THERE ARE a few things to say in response to this. The first is that it is a strangely weak line for ‘monarchists’ to take – to argue that the institution they defend so passionately has very little significance anyway. It’s like someone insisting that Rugby Union is a far better game than Soccer and in the next breath saying “they’re really pretty much the same game anyway”. If that was true, you might as well change the rules so that rugby clubs played soccer!
Second thing: there is a grain of truth in what the two Davids say, but only a grain. The Governor-General performs much the same function a head of state performs in a republic with a parliamentary system of government, and that the Queen performs in the UK. That is, he appoints a Ministry which has the support of the majority of the lower house and, except in times of crisis, lets them get on with being the real government of the country despite official documents claiming that Ministers are doing things in his, or Her Majesty’s, name. If you only looked at how things work, you might say that the Governor-General is a ‘de facto’ head of state.

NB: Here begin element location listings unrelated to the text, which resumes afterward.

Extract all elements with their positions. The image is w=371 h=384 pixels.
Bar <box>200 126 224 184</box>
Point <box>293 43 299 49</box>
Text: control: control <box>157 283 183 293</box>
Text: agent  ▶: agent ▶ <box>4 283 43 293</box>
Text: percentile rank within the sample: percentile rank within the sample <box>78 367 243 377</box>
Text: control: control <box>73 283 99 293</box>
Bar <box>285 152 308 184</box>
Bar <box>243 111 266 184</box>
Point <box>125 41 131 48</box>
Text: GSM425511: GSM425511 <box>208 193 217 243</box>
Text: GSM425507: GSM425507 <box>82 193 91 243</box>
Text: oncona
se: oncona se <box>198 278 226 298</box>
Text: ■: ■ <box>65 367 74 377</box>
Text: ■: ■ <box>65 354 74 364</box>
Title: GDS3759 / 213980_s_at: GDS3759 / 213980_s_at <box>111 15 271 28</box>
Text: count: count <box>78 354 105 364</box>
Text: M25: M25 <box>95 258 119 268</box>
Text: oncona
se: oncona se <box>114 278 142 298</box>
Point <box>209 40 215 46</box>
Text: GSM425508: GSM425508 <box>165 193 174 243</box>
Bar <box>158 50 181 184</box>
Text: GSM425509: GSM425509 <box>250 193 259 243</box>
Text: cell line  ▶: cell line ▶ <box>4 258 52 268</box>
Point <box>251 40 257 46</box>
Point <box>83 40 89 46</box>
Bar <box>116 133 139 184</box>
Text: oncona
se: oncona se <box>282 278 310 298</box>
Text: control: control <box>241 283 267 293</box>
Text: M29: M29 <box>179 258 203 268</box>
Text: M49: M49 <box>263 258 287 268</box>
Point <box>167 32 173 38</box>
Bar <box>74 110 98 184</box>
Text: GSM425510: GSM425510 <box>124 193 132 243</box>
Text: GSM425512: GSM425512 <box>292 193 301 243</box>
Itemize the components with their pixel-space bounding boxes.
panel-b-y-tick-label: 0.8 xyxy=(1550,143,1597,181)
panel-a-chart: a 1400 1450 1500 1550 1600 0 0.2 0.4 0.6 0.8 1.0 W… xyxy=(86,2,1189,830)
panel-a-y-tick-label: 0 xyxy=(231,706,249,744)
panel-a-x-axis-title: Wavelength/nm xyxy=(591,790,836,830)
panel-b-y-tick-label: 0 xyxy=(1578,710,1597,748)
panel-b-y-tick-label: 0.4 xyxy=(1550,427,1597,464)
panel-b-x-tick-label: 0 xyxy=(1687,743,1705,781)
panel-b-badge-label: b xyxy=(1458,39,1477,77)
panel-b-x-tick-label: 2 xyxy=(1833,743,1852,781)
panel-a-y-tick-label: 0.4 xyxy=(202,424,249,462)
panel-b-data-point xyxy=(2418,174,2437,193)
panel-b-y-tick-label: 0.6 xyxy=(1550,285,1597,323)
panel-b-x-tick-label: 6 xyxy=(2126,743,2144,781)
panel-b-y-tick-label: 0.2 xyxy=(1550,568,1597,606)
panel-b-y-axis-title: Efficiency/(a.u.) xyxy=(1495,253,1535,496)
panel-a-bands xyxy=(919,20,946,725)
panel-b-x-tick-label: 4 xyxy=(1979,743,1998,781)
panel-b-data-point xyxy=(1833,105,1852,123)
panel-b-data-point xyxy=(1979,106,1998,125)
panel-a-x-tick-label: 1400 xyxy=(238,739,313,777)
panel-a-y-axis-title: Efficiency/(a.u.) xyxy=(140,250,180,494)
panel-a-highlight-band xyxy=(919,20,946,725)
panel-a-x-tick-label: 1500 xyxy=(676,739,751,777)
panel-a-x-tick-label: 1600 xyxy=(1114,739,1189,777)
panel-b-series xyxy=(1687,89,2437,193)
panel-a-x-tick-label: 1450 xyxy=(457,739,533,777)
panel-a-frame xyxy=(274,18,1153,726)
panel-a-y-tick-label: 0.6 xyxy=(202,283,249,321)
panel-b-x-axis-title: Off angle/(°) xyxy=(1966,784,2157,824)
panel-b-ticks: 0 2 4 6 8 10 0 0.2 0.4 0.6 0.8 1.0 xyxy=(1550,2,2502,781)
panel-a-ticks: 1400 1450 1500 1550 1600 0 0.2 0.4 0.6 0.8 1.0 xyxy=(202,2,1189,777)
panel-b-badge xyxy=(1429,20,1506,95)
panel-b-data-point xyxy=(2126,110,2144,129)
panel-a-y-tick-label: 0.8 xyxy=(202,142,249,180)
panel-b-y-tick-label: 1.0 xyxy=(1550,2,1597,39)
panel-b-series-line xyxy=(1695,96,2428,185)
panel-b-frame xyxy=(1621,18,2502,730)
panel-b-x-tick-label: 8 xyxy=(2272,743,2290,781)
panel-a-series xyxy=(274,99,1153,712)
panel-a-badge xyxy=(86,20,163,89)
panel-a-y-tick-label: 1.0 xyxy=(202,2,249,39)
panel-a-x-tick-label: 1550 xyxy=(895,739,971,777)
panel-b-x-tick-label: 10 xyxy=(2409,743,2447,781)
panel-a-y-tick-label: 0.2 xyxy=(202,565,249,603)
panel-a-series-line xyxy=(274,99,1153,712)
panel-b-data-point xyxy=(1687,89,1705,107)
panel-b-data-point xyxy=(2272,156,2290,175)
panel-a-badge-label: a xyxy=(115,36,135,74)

But looking at the Constitution and the law as stated by the High Court of Australia, you find even ‘de facto’ is too strong a term. Section 2 of the Constitution provides that the Governor-General “shall be her Majesty’s representative in the Commonwealth”. Section 1 says Parliament consists of ‘the Queen, a Senate and a House of Representatives’. Section 61 says that the executive power of the Commonwealth is ‘vested in the Queen and is exercisable by the Governor-General as’ – can you see it coming? – ‘the Queen’s representative’. So the text makes it quite clear: the legal head of state powers vest in the Queen; in law the Governor-General is merely a delegate head of state. When the Queen comes to Australia, the Royal Powers Act 1953 provides that any power exercisable under an Act by the Governor-General may be exercised by the Queen. Some have suggested that this is inconsistent with s.2 of the Constitution, but it is quite consistent with the presupposition underlying that section: that the Queen is the head of state and that the reason that she appoints a Governor-General as her representative is simply that she is so far away.
The fact that we share our head of state with the UK and some other Commonwealth countries has been recognised by the High Court. In one case it said that the law of immunity of foreign states “should be approached no differently as regards those foreign states which share [with Australia] the same head of state than it is for those foreign states which do not”. Another judgment referred to “the several and distinct capacities of the Queen as head of state of several and distinct sovereign nations”, and from the context those nations clearly included us. The court has recognised that the world has changed in many ways since 1901 – UK migrants are ‘aliens’ and citizens of a ‘foreign power’, but they still recognise that we share our head of state – the Queen – with the UK and other nations.
So we have no need to be embarrassed by the slogan – let us continue to argue that we want to remove the hereditary monarch from our Constitution and replace her (and her son) with an Australian head of state.